Класса с пятого, однако, Мишка начал быстро расти, толстеть и добреть. Однокашники — въедливая мелюзга, — заметив это, начали его поддразнивать и, видя, что отпора нет, стали доводить, пока не распсихуется, и тогда — спасайся, кто может: гнев его был страшен, кулаки тяжелы. С одним таким доводилой, которого все боялись, с Ермилой-третьегодником, он три раза серьезно стыкался и три раза пускал ему кровь из носу. Это была безраздельная победа. Мишку стали после этого больше уважать, но доводить не перестали, только делали это еще изощреннее: например, били сзади «по оттяжке», поди узнай кто, или стреляли из рогатки в ухо. Уж очень соблазнительным он был козлом отпущения.
Тут бы ему в самый раз стать озлобленным, раздраженным, угрюмым, так нет: он все добрел, толстел и, несмотря на все измывательства, становился общительнее и симпатичнее. Все словно отскакивало от него, злопамятства никакого: отлупив обидчика на одной перемене, на следующей он мог за него заступиться, и крепко.
Но вот измывательства наконец прекратились, мелюзга подросла. В девятом и десятом это уже общий любимец, большой толстый Мишка, душа-парень. У него два-три очень близких друга, которым он искренне предан, но вообще-то он знает всех и все знают его, потому что он очень хороший парень. И любит он всех, почти всех, кого знает, и знает всех, кого любит, и любит не всех вообще, а каждого в отдельности. Каждого он каким-то необъяснимым образом понимает, с каждым находит не то что общий язык, а какую-то общую тональность, иногда вызывая этим глухую ревность у бывшего «профессора», который в те времена был совсем не таков.
Завидовать Мишка уже не умеет (потом опять научится), а радоваться чужому успеху мастер, и тайну хранит, хоть и трепло. Он поразительно участлив, живет делами друзей, каждому, не колеблясь, спешит на выручку, не думая о себе, и, когда надо, в ход идут его здоровенные кулаки.

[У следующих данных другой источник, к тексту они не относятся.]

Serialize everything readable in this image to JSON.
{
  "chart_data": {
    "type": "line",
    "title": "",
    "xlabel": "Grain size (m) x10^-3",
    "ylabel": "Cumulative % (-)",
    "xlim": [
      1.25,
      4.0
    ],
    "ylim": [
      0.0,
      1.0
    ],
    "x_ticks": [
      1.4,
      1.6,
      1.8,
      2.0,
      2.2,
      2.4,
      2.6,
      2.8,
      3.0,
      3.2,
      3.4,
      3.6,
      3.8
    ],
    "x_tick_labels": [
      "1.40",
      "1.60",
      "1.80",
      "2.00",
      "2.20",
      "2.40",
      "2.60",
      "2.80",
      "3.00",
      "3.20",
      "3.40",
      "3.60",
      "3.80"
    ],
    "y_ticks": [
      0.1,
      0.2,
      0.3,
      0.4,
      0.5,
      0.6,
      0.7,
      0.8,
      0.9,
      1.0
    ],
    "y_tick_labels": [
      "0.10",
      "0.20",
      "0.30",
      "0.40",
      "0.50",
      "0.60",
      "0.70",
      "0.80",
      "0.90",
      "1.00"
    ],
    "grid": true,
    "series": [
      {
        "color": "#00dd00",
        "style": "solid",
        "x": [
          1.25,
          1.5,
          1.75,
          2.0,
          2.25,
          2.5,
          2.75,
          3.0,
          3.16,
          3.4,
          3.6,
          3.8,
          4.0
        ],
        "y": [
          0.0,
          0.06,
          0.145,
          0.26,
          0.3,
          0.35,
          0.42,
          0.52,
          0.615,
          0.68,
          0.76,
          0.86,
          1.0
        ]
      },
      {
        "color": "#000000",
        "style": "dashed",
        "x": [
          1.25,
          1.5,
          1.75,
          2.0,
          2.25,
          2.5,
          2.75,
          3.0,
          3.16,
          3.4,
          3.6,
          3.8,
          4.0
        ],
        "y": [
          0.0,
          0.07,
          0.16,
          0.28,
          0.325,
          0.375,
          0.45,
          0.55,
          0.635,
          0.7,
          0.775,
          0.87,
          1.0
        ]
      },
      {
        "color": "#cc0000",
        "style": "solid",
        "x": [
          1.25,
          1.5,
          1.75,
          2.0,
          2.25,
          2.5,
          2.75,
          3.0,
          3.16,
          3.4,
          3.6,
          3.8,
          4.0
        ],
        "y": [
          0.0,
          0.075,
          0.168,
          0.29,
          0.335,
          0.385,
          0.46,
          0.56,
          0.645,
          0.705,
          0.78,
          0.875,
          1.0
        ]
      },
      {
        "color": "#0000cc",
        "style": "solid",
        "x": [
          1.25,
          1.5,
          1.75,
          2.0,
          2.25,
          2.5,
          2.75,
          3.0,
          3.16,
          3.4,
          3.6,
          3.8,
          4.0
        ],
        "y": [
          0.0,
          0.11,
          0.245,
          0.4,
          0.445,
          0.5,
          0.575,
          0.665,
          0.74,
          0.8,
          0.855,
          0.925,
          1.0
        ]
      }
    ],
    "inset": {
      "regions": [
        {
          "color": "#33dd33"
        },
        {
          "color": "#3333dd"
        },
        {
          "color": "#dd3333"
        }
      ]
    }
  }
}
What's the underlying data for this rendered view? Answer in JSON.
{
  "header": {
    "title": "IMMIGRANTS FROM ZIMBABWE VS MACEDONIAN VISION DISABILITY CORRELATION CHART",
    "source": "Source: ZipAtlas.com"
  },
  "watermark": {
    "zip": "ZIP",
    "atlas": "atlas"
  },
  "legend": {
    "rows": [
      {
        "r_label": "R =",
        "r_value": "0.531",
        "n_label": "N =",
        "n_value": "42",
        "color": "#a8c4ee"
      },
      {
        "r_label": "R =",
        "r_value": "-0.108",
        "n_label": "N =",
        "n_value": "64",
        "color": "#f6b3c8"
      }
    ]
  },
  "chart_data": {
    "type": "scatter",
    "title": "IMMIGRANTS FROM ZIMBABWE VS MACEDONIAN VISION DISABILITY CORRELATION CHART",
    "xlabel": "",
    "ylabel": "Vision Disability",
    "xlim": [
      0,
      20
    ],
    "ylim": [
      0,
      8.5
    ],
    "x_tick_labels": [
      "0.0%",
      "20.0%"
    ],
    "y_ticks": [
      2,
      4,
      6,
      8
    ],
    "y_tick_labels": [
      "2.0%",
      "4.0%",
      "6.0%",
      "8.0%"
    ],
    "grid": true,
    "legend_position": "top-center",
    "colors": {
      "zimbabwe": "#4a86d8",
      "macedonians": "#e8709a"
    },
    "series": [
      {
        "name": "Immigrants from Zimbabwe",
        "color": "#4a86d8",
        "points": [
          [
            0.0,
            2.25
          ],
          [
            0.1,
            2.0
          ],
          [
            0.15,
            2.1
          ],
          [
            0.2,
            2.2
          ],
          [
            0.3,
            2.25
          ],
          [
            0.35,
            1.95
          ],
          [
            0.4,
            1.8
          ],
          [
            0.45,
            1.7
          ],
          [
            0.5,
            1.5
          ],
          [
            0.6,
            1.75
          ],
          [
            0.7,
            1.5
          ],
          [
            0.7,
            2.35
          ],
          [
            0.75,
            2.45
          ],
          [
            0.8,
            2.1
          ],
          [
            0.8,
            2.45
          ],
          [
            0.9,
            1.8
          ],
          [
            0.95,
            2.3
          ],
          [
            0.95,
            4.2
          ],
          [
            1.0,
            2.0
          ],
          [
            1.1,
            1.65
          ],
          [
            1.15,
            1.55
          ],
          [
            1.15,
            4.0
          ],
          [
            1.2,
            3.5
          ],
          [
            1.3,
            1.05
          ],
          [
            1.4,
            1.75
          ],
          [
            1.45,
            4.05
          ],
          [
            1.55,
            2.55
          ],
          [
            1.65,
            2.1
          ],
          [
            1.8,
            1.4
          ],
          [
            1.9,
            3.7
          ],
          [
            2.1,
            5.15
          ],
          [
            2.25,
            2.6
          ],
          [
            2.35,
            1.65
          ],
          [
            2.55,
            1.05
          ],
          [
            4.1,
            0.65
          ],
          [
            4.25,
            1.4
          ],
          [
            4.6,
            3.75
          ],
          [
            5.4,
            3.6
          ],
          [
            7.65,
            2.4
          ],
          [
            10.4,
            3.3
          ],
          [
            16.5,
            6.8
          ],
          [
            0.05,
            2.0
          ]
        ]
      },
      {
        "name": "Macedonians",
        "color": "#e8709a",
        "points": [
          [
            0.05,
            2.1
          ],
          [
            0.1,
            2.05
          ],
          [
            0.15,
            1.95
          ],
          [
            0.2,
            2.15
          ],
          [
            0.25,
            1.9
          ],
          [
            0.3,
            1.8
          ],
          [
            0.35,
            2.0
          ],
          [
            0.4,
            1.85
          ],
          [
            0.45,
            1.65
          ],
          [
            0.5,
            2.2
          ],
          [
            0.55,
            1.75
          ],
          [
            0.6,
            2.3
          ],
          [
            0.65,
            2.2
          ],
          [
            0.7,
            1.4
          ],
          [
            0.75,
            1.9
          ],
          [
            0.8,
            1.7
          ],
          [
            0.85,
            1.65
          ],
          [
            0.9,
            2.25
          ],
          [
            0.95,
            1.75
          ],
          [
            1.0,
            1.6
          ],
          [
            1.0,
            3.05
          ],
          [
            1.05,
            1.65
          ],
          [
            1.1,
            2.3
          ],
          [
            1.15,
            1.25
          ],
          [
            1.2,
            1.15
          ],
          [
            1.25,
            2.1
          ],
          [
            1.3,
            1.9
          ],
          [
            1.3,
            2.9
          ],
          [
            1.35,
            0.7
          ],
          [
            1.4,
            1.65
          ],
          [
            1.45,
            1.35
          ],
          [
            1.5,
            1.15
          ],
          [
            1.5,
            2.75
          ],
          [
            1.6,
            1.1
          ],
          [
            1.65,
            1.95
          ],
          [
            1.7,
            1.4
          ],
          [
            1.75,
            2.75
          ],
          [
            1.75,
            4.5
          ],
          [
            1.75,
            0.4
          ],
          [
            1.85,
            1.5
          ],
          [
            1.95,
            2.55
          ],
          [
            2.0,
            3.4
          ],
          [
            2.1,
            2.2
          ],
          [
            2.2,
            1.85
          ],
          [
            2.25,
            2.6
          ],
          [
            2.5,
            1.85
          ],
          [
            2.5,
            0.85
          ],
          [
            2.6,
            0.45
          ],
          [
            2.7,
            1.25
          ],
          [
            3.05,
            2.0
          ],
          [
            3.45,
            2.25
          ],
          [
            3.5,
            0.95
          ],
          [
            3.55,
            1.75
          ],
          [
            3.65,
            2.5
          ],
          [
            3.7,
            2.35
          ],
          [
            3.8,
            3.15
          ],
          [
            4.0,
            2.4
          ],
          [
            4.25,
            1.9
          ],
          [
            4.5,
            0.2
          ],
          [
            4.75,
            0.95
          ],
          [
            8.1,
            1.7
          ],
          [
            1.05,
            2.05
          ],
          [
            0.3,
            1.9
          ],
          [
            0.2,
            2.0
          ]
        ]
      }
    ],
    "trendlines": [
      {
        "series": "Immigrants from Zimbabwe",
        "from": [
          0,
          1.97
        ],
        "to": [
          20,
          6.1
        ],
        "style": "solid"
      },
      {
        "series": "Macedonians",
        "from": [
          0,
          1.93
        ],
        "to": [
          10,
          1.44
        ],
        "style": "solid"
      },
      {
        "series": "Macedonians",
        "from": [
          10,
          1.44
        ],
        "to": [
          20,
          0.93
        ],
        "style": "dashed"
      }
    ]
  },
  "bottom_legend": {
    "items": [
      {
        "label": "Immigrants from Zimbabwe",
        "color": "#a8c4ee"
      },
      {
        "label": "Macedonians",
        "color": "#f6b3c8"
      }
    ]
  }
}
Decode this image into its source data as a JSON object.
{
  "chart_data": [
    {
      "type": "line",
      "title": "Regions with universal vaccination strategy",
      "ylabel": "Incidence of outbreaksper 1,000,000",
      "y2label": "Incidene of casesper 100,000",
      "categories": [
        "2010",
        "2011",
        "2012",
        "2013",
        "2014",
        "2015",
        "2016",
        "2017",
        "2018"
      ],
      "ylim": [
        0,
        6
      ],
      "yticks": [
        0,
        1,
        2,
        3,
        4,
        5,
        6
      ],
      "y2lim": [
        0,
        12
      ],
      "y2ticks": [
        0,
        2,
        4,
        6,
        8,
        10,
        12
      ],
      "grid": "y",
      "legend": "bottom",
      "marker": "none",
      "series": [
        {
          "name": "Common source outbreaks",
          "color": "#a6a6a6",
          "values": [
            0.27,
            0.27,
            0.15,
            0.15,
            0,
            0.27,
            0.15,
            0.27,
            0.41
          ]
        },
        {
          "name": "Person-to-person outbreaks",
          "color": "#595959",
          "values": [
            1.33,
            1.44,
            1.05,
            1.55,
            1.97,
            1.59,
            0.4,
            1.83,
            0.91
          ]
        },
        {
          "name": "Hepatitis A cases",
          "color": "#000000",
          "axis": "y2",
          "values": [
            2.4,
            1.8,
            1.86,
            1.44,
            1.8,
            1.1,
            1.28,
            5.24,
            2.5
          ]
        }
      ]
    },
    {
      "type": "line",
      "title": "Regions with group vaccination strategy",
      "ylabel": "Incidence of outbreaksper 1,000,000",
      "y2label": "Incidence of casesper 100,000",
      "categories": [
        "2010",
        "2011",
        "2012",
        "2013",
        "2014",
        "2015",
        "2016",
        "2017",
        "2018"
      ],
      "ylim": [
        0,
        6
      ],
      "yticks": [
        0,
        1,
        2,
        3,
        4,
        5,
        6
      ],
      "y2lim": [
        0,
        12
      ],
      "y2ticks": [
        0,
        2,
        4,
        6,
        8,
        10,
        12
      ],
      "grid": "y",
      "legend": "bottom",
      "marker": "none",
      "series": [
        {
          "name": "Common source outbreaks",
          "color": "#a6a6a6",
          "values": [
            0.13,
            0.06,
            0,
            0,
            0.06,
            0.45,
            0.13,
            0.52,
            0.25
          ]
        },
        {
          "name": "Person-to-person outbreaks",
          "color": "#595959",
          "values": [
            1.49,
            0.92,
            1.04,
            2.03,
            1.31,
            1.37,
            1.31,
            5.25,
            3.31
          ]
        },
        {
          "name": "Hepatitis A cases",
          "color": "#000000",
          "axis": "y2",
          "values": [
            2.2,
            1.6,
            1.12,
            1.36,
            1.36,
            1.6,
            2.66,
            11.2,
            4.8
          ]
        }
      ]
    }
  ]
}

Учится он слабо из-за расхлябанности и лени, всегда масса глупейших ошибок в диктантах, но способный, схватывает на лету, некоторые экзамены сдает блестяще. Чтобы хорошо учиться, ему не хватает честолюбия и этой чудовищной способности отличников концентрировать внимание на том, что неинтересно, внушая себе, что это интересно.
Для меня и сейчас загадка — это столь неожиданное, стихийное проявление человеколюбия, пусть примитивного, но такого действенного и земного. (Правда, со школьных лет оно претерпело некоторые метаморфозы.) Ведь он имел полные основания вырасти и самовлюбленным, черствым эгоцентриком: младший ребенок в семье, над которым беспрерывно кудахтали мама, няня, сестра. Слепая любовь могла другого испортить, но ему она вошла в кровь и плоть. Его школьный комплекс неполноценности сказался, я полагаю, лишь в том, что в десятом классе он пошел в секцию бокса; боксировал он смело, но не хватало резкости и быстроты, прогресса не было, и он оставил это занятие.